Anche qui parte la seconda reazione, quella dettata dai neuroni che reagiscono e danno una risposta semplice e diretta, ma ci aggiungono un dettaglio che sorprende anche me.
“Ho bisogno di due cose: parlare per almeno un’ora con la persona che aveva più vicino” e qui metto una pausa, bella lunga.
L’uso delle pause nella comunicazione, dalla politica ai premi Oscar, sta alla base di trattati, tesi di lauree e saggi di persone illuminate, ma c’è solo una verità: il tempo.
Se azzecchi il tempo giusto della loro durata, al centesimo, il lavoro è fatto e una pausa diventa l’arma più potente dell’umanità.
Ci sono pause che richiedono due secondi e sono sufficienti, altre che devono essere 4 secondi, tre decimi e dodici centesimi, non un centesimo di più, né uno di meno.
Se indovini il tempo giusto, passa qualsiasi affermazione, anche la cagata più disarmante.
“Ho bisogno di due cose: parlare per almeno un’ora con la persona che aveva più vicino”, pausa di cinque secondi netti guardandola negli occhi “e di duemila euro”.
La posso pagare naturalmente, allora il prezzo lo faccio io, questo le mie stronze sinapsi avevano partorito!

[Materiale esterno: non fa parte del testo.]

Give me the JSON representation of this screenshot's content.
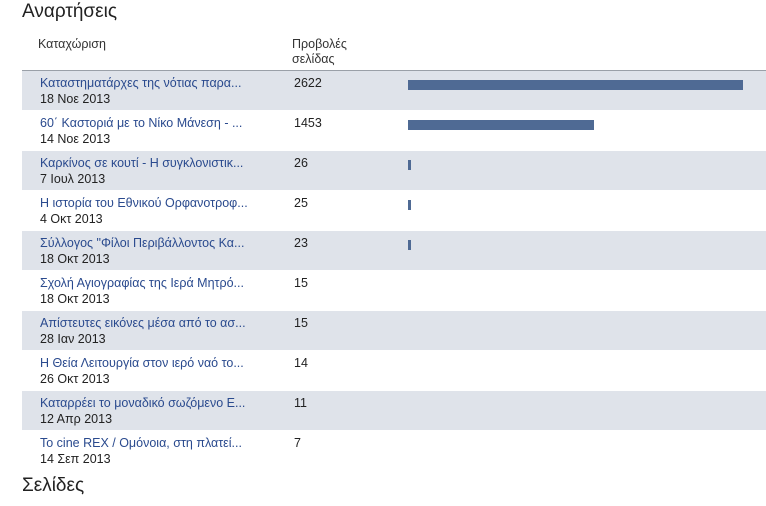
{
  "sections": {
    "posts_title": "Αναρτήσεις",
    "pages_title": "Σελίδες"
  },
  "table": {
    "col_entry": "Καταχώριση",
    "col_views": "Προβολές σελίδας",
    "max_views": 2622,
    "bar_color": "#4f6a94",
    "rows": [
      {
        "title": "Καταστηματάρχες της νότιας παρα...",
        "date": "18 Νοε 2013",
        "views": "2622",
        "views_value": 2622
      },
      {
        "title": "60΄ Καστοριά με το Νίκο Μάνεση - ...",
        "date": "14 Νοε 2013",
        "views": "1453",
        "views_value": 1453
      },
      {
        "title": "Καρκίνος σε κουτί - Η συγκλονιστικ...",
        "date": "7 Ιουλ 2013",
        "views": "26",
        "views_value": 26
      },
      {
        "title": "Η ιστορία του Εθνικού Ορφανοτροφ...",
        "date": "4 Οκτ 2013",
        "views": "25",
        "views_value": 25
      },
      {
        "title": "Σύλλογος \"Φίλοι Περιβάλλοντος Κα...",
        "date": "18 Οκτ 2013",
        "views": "23",
        "views_value": 23
      },
      {
        "title": "Σχολή Αγιογραφίας της Ιερά Μητρό...",
        "date": "18 Οκτ 2013",
        "views": "15",
        "views_value": 15
      },
      {
        "title": "Απίστευτες εικόνες μέσα από το ασ...",
        "date": "28 Ιαν 2013",
        "views": "15",
        "views_value": 15
      },
      {
        "title": "Η Θεία Λειτουργία στον ιερό ναό το...",
        "date": "26 Οκτ 2013",
        "views": "14",
        "views_value": 14
      },
      {
        "title": "Καταρρέει το μοναδικό σωζόμενο Ε...",
        "date": "12 Απρ 2013",
        "views": "11",
        "views_value": 11
      },
      {
        "title": "Το cine REX / Ομόνοια, στη πλατεί...",
        "date": "14 Σεπ 2013",
        "views": "7",
        "views_value": 7
      }
    ]
  }
}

Si erano ricordate di tutte le aule dove avevo fatto le più strampalate improvvisazioni, tutti i seminari dove avevo investito dei soldi in attesa dell’occasione giusta che forse era arrivata, di tutti i provini dove mi avevano detto “le faccio sapere” e poi chi li aveva mai sentiti più, di tutte le volte dove mi ero detto “Io sono perfetto per quella parte” e poi quella parte era andata all’incapace di turno, tutto e proprio tutto messo insieme e concentrato in quella pausa e in quella cifra, diciamolo venuta fuori un po' a cazzo, senza nessuna logica o riferimento economico.
Sicuramente l’orange woman si sarebbe aspettata un cinquanta o cento euro da darmi come mancetta, ma sono io che ho frequentato tre anni di accademia ed innumerevoli stages e il prezzo si decide in base a questo: non è in funzione del tempo in cui verrò impiegato, ma dagli anni di preparazione per arrivare a quel momento.
La pausa quando è perfetta, e quella lo era, ha con sé un potere di convincimento totale, avessi detto un milione di euro e se l’aranciosignora li avesse avuti, la risposta sarebbe stata la medesima.
“Mi sembra giusto, va bene, le darò duemila euro, in contanti al termine della funzione”.
Quello fu il mio primo incarico.
Adesso ho tra i 15 e i 20 funerali al mese dove vengo assunto regolarmente, il mio è un lavoro a tempo pieno, fatevi voi i vostri conti, il prezzo è rimasto invariato visto che mi ha portato fortuna, anche se purtroppo ho dovuto aprire la partita iva.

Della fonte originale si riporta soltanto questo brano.